To paraphrase a familiar expression, IP is too important to leave to the IP experts.

  • IPRs are cross-cutting and potentially affect everyone:

    • Availability of educational materials for schoolchildren or life-saving pharmaceuticals for sick patients
    • Preservation of traditional knowledge among indigenous communities
    • Not to mention relationship between IPR and competition policies
  • Thus, IP important not only for commercial interests, but for wider development objectives

 

How an IP regime affects development depends several factors.

  • LDCs and other developing countries with low absorptive capacity, limited skilled labor, and underdeveloped technological infrastructure do not derive as many benefits from stronger IP protection as developed countries.

  • Yet if an IP regime is designed in a balanced manner, it can encourage investment and innovation in developing countries.

  • For instance, SMEs competing in a domestic market would likely invest and grow more if they benefitted from protection of their trademarks, utility models, or trade secrets. At the same time, SMEs may find it difficult to access new technologies under a strong IPR regime. Balance is key.

 

The lesson we can draw from economic history is that IP protection should be adapted to a country's - and yet better an industry's - level of development.

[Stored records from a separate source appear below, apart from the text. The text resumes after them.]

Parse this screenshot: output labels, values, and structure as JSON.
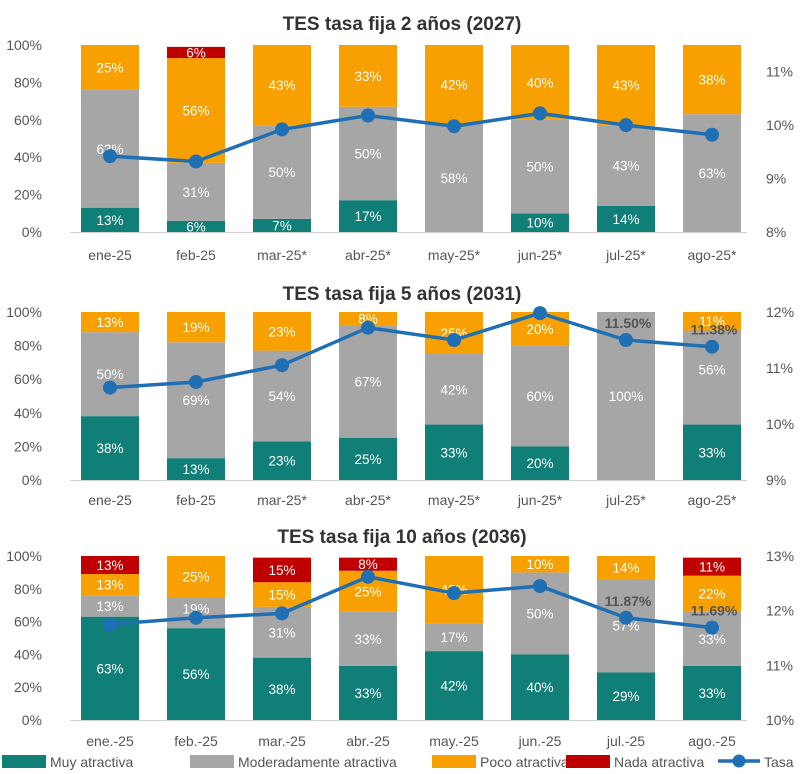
{
  "colors": {
    "muy": "#0f7f78",
    "moderada": "#a6a6a6",
    "poco": "#f7a000",
    "nada": "#c00000",
    "tasa": "#1f6fb4"
  },
  "legend": {
    "muy": "Muy atractiva",
    "moderada": "Moderadamente atractiva",
    "poco": "Poco atractiva",
    "nada": "Nada atractiva",
    "tasa": "Tasa"
  },
  "chart_data": [
    {
      "type": "bar",
      "stacked": true,
      "title": "TES tasa fija 2 años (2027)",
      "categories": [
        "ene-25",
        "feb-25",
        "mar-25*",
        "abr-25*",
        "may-25*",
        "jun-25*",
        "jul-25*",
        "ago-25*"
      ],
      "y_ticks": [
        "0%",
        "20%",
        "40%",
        "60%",
        "80%",
        "100%"
      ],
      "y2_ticks": [
        "8%",
        "9%",
        "10%",
        "11%"
      ],
      "y2lim": [
        8,
        11.5
      ],
      "series": [
        {
          "name": "Muy atractiva",
          "key": "muy",
          "values": [
            13,
            6,
            7,
            17,
            0,
            10,
            14,
            0
          ],
          "labels": [
            "13%",
            "6%",
            "7%",
            "17%",
            "",
            "10%",
            "14%",
            ""
          ]
        },
        {
          "name": "Moderadamente atractiva",
          "key": "moderada",
          "values": [
            63,
            31,
            50,
            50,
            58,
            50,
            43,
            63
          ],
          "labels": [
            "63%",
            "31%",
            "50%",
            "50%",
            "58%",
            "50%",
            "43%",
            "63%"
          ]
        },
        {
          "name": "Poco atractiva",
          "key": "poco",
          "values": [
            25,
            56,
            43,
            33,
            42,
            40,
            43,
            38
          ],
          "labels": [
            "25%",
            "56%",
            "43%",
            "33%",
            "42%",
            "40%",
            "43%",
            "38%"
          ]
        },
        {
          "name": "Nada atractiva",
          "key": "nada",
          "values": [
            0,
            6,
            0,
            0,
            0,
            0,
            0,
            0
          ],
          "labels": [
            "",
            "6%",
            "",
            "",
            "",
            "",
            "",
            ""
          ]
        }
      ],
      "line": {
        "name": "Tasa",
        "values": [
          9.42,
          9.32,
          9.92,
          10.18,
          9.98,
          10.22,
          10.0,
          9.82
        ],
        "labels": [
          "",
          "",
          "",
          "",
          "",
          "",
          "",
          ""
        ]
      }
    },
    {
      "type": "bar",
      "stacked": true,
      "title": "TES tasa fija 5 años (2031)",
      "categories": [
        "ene-25",
        "feb-25",
        "mar-25*",
        "abr-25*",
        "may-25*",
        "jun-25*",
        "jul-25*",
        "ago-25*"
      ],
      "y_ticks": [
        "0%",
        "20%",
        "40%",
        "60%",
        "80%",
        "100%"
      ],
      "y2_ticks": [
        "9%",
        "10%",
        "11%",
        "12%"
      ],
      "y2lim": [
        9,
        12
      ],
      "series": [
        {
          "name": "Muy atractiva",
          "key": "muy",
          "values": [
            38,
            13,
            23,
            25,
            33,
            20,
            0,
            33
          ],
          "labels": [
            "38%",
            "13%",
            "23%",
            "25%",
            "33%",
            "20%",
            "",
            "33%"
          ]
        },
        {
          "name": "Moderadamente atractiva",
          "key": "moderada",
          "values": [
            50,
            69,
            54,
            67,
            42,
            60,
            100,
            56
          ],
          "labels": [
            "50%",
            "69%",
            "54%",
            "67%",
            "42%",
            "60%",
            "100%",
            "56%"
          ]
        },
        {
          "name": "Poco atractiva",
          "key": "poco",
          "values": [
            13,
            19,
            23,
            8,
            25,
            20,
            0,
            11
          ],
          "labels": [
            "13%",
            "19%",
            "23%",
            "8%",
            "25%",
            "20%",
            "",
            "11%"
          ]
        },
        {
          "name": "Nada atractiva",
          "key": "nada",
          "values": [
            0,
            0,
            0,
            0,
            0,
            0,
            0,
            0
          ],
          "labels": [
            "",
            "",
            "",
            "",
            "",
            "",
            "",
            ""
          ]
        }
      ],
      "line": {
        "name": "Tasa",
        "values": [
          10.65,
          10.75,
          11.05,
          11.72,
          11.5,
          11.98,
          11.5,
          11.38
        ],
        "labels": [
          "",
          "",
          "",
          "",
          "",
          "",
          "11.50%",
          "11.38%"
        ]
      }
    },
    {
      "type": "bar",
      "stacked": true,
      "title": "TES tasa fija 10 años (2036)",
      "categories": [
        "ene.-25",
        "feb.-25",
        "mar.-25",
        "abr.-25",
        "may.-25",
        "jun.-25",
        "jul.-25",
        "ago.-25"
      ],
      "y_ticks": [
        "0%",
        "20%",
        "40%",
        "60%",
        "80%",
        "100%"
      ],
      "y2_ticks": [
        "10%",
        "11%",
        "12%",
        "13%"
      ],
      "y2lim": [
        10,
        13
      ],
      "series": [
        {
          "name": "Muy atractiva",
          "key": "muy",
          "values": [
            63,
            56,
            38,
            33,
            42,
            40,
            29,
            33
          ],
          "labels": [
            "63%",
            "56%",
            "38%",
            "33%",
            "42%",
            "40%",
            "29%",
            "33%"
          ]
        },
        {
          "name": "Moderadamente atractiva",
          "key": "moderada",
          "values": [
            13,
            19,
            31,
            33,
            17,
            50,
            57,
            33
          ],
          "labels": [
            "13%",
            "19%",
            "31%",
            "33%",
            "17%",
            "50%",
            "57%",
            "33%"
          ]
        },
        {
          "name": "Poco atractiva",
          "key": "poco",
          "values": [
            13,
            25,
            15,
            25,
            42,
            10,
            14,
            22
          ],
          "labels": [
            "13%",
            "25%",
            "15%",
            "25%",
            "42%",
            "10%",
            "14%",
            "22%"
          ]
        },
        {
          "name": "Nada atractiva",
          "key": "nada",
          "values": [
            13,
            0,
            15,
            8,
            0,
            0,
            0,
            11
          ],
          "labels": [
            "13%",
            "",
            "15%",
            "8%",
            "",
            "",
            "",
            "11%"
          ]
        }
      ],
      "line": {
        "name": "Tasa",
        "values": [
          11.75,
          11.87,
          11.95,
          12.62,
          12.32,
          12.45,
          11.87,
          11.69
        ],
        "labels": [
          "",
          "",
          "",
          "",
          "",
          "",
          "11.87%",
          "11.69%"
        ]
      }
    }
  ]
}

  • As UNCTAD's work in the area of IP and pharmaceuticals shows, many industrialized countries introduced patent protection for pharmaceutical products only after their domestic industries had acquired the capacity to engage in pharmaceutical innovation.

  • For example, Germany introduced pharmaceutical product patents in 1968, Switzerland in 1977, and Sweden in 1978.

  • This allowed their researchers to study foreign inventions and build domestic absorption capacities.

  • Example: Korea gradually strengthened its IP regime as the domestic industry moved up through the development stages of (1) duplicative imitation, (2) creative imitation, to (3) the stage of innovation. This strategy played a role in catalyzing Korea's growth from poor farming economy to highly industrialized economy today.

 

It is the purpose of today's session to examine in more detail the interface between IP and economic development.

  • In particular, we will examine the question how much room for maneuver remains for developing countries under multilateral IP treaties (and an increasing number of regional and bilateral FTAs).

    • Prior to the adoption of the TRIPS Agreement, all countries were free to exclude entire areas of technology from IP protection.
    • Today, WTO Members no longer have the same flexibility as the developed countries, except for the LDCs.
  • In our discussion, we should also bear in mind the question of how IP-related technical cooperation should be designed to maximize its impact.